5. Experiments Results

To evaluate our proposed method, we collect 2000 UAV images from internet and our practical shooting videos, which 1000 images for train and 1000 images for test. All calculations are implemented using MATLAB 2015b on an Intel i5 2.6 GHz processor with 8 GB memory and Windows 10 64-bit operating system.

By counting the aspect ratio of the UAV images, the aspect ratio 1:2 is obtained, and the all sample images are normalized to 64 × 28 size.

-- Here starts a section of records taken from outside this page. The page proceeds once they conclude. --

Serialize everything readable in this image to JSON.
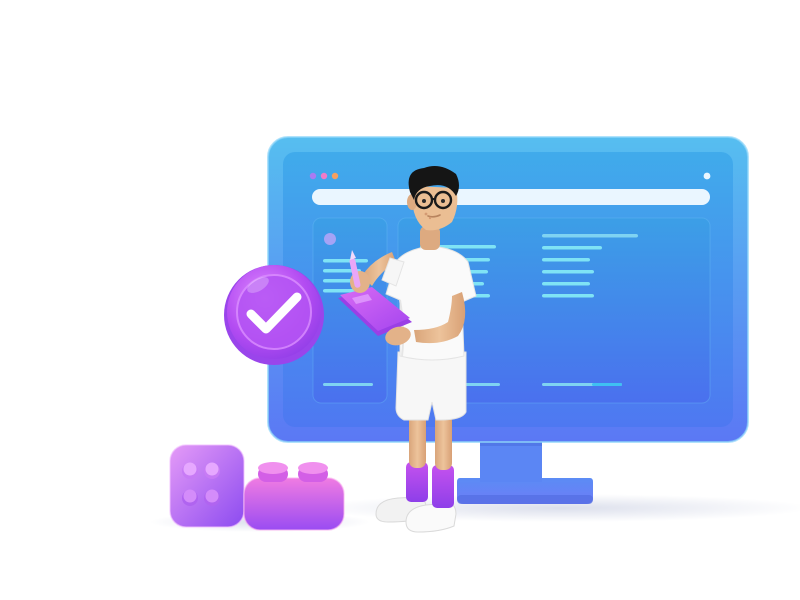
{
  "illustration": {
    "subject": "3d-person-with-clipboard-in-front-of-monitor",
    "icons": [
      "check-badge-icon",
      "toy-brick-icon",
      "toy-brick-icon",
      "clipboard-icon",
      "pencil-icon"
    ],
    "colors": {
      "monitor_top": "#4FB8EE",
      "monitor_bottom": "#5A7CF5",
      "screen_top": "#3DA8EC",
      "screen_bottom": "#4F7CF2",
      "accent_purple": "#B44DF0",
      "accent_magenta": "#E14FD9",
      "bar_light": "#EAF6FF",
      "shirt": "#FAFAFA",
      "skin": "#E6B98F",
      "hair": "#151515",
      "socks": "#B548EA",
      "dot_purple": "#A97BF2",
      "dot_pink": "#F07BC8",
      "dot_orange": "#F5A061"
    }
  }
}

(1) Candidate region extraction

Figure 6 shows the candidate regions with different degree using the EdgeBoxes extraction method. The parameter is optimized for detecting boxes at intersection over union (IoU) of 0.7. The other parameters are set alpha = 0.65, beta = 0.90, opts.multiscale = 0, model.opts.sharpen = 0. The number of candidate regions in Figure 6a is more than the number in Figure 6b with the parameter max number of boxes. However, a large amount of candidate regions increases the calculation work, which will lead to inefficiency. Hence, we use an appropriate parameter, such as Figure 6c. For the image size 500 × 281, the time is 0.068 s. The time difference is about 0.001 s with the parameter “max number of boxes” varying from 50 to 1000.

(2) Feature extraction and dimensionality reduction:

Log-Gabor feature is extracted from candidate regions of the steps above. In order to speed up the detection, Log-Gabor filters of one scale and three directions are adopted. The filter time of Log-Gabor for the single sample image is 0.003 s, which fully satisfies the real-time need. These amplitudes of Log-Gabor filtering image are used in this paper, and all column pixels are concatenated into a single vector. It generates 24,576-dimensional feature vector.

Although the 24,576 high-dimensional feature information is rich but also redundant. NMF on such a high-dimensional matrix is not beneficial to getting effective identification feature, and the matrix decomposition time is long. Also, it cannot achieve the best recognition rate. The method of downsampling is a simple and easy method, which has a fast speed and good recognition result. The dimension of the feature is reduced to 6144~12 dimensions by downsampling. In order to test the effect of downsampling and NMFsc on the recognition results, the normalized 224 positive sample images and 243 negative sample images are used. The feature is reduced to 10 dimensions by NMFsc, which is used as the input of the neural network. The number of hidden layers are four, and the neural network has three layers. The experimental results are shown in the Table 2.

As shown in Table 2, using the original 24,576-dimensional Log-Gabor features are not conducive to matrix transformation of NMFsc and improving the recognition rate. Although the 24,576-dimensional features have abundant information, they are redundant. High-dimensional feature makes the NMFsc complex, and leads to long computing times. Also, it is difficult to effectively extract discriminative information. The recognition rate using the original 24,576-dimensional Log-Gabor features is not as good as the downsampling.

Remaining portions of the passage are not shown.